Read 2 Timothy 2:1–10
New parents who bring their first child home from the hospital often feel overwhelmed. The nurses are gone. We can no longer ask them to take the child away so we can rest. The responsibility is on our shoulders now. But mercifully we are not as clueless as we might think. In a way, our whole lives have prepared us for this moment. From watching others, we’ve absorbed more parenting skills and knowledge than we knew.
The responsibility of spiritual parenting operates the same way. It is a skill learned through modeling. We will train others the way that we ourselves have been trained. Some of this training is conveyed by means of church services, classes, and Bible studies. One responsibility of church leadership is to pass on biblical truth to the rising generation (see 1 Tim. 3:2). But spiritual parenting is also informal. We might say it is caught rather than taught.

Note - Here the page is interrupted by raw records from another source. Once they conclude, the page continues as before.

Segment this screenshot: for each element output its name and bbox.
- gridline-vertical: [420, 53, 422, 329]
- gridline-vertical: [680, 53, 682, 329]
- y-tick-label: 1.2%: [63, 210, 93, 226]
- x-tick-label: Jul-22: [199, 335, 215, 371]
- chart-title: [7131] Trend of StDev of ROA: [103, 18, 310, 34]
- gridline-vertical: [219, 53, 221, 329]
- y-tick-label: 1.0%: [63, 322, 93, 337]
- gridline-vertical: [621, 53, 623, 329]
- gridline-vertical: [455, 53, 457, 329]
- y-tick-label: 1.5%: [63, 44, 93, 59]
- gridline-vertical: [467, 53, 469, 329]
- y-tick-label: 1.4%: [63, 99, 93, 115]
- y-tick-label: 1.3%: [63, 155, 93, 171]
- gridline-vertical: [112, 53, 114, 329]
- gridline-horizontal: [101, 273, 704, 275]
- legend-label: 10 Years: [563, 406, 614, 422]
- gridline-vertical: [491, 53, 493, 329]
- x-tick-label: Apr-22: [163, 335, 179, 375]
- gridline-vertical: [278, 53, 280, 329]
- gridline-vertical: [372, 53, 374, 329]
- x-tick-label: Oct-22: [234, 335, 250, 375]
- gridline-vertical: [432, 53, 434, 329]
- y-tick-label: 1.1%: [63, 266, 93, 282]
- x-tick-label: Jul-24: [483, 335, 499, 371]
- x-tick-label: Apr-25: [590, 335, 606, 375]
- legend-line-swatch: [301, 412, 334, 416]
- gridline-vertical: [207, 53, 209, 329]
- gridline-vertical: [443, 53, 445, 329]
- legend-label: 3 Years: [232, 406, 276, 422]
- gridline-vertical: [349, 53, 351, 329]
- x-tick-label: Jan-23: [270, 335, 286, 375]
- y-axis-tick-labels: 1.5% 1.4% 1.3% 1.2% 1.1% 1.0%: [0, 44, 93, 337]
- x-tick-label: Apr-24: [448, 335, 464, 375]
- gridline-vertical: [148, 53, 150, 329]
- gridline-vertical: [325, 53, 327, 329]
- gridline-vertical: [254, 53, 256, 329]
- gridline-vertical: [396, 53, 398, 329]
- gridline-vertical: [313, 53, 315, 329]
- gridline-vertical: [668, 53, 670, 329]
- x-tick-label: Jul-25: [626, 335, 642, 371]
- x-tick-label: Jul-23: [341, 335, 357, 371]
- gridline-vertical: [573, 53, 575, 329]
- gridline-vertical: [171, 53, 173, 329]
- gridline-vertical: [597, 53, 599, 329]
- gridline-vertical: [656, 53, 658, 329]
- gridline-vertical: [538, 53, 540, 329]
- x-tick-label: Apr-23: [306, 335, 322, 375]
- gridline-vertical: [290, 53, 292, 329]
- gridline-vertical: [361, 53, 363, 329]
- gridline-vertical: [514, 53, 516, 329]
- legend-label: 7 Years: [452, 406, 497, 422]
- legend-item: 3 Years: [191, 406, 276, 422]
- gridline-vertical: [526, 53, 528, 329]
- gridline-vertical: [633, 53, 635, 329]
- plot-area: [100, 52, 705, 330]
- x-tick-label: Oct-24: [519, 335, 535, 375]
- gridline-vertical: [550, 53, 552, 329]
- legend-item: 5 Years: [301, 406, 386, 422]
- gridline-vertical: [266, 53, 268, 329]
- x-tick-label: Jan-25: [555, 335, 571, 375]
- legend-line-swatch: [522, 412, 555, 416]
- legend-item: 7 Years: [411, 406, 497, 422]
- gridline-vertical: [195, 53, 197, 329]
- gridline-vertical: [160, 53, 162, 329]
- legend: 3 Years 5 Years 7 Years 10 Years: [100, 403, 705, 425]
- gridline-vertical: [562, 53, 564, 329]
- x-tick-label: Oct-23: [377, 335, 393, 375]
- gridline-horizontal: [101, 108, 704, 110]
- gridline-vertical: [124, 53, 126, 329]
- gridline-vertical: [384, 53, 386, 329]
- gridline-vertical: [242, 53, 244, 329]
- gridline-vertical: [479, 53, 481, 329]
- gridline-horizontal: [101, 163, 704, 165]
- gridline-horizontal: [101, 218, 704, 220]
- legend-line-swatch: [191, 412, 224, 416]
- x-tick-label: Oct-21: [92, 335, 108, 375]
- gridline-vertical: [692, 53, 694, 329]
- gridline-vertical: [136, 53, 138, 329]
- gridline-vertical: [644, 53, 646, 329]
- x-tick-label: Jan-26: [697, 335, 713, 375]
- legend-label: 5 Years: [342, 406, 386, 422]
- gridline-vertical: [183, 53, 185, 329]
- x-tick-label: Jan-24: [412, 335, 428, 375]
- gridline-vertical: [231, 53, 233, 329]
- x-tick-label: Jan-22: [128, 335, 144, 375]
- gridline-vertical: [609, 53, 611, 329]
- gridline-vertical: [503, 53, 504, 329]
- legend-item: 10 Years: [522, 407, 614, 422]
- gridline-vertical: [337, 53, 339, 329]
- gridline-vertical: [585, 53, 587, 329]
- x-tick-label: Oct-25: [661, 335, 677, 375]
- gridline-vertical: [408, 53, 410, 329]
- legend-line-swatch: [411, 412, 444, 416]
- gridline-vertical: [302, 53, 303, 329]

Both dimensions are essential. Formal teaching puts into words those truths that are essential to the faith and which guide our behavior. As the Westminster Confession puts it, everything that is necessary for God’s glory, man’s salvation, faith and life is either expressly set down or may be deduced from Scripture. Spiritual parenting expresses those same truths by how we live (see 1 Cor. 4:17; 2 Tim. 3:10). The primary way we learn from this kind of modeling is through imitation (Heb. 13:7), which is unsurprising—imitation is the way all children learn!
Sharing the gospel is the first step to spiritual parenting. After that comes instruction and modeling. Study the Bible so that you will know what to say. Study yourself so that you will mirror what you say in the way that you live.
APPLY THE WORD
The key word in spiritual parenting is watch. Watch yourself—because someone is watching you. And ultimately, we should be watching Christ as the true pattern for faith and obedience. Ask God to grant you the grace to be a wise and godly spiritual parent to those who are watching you.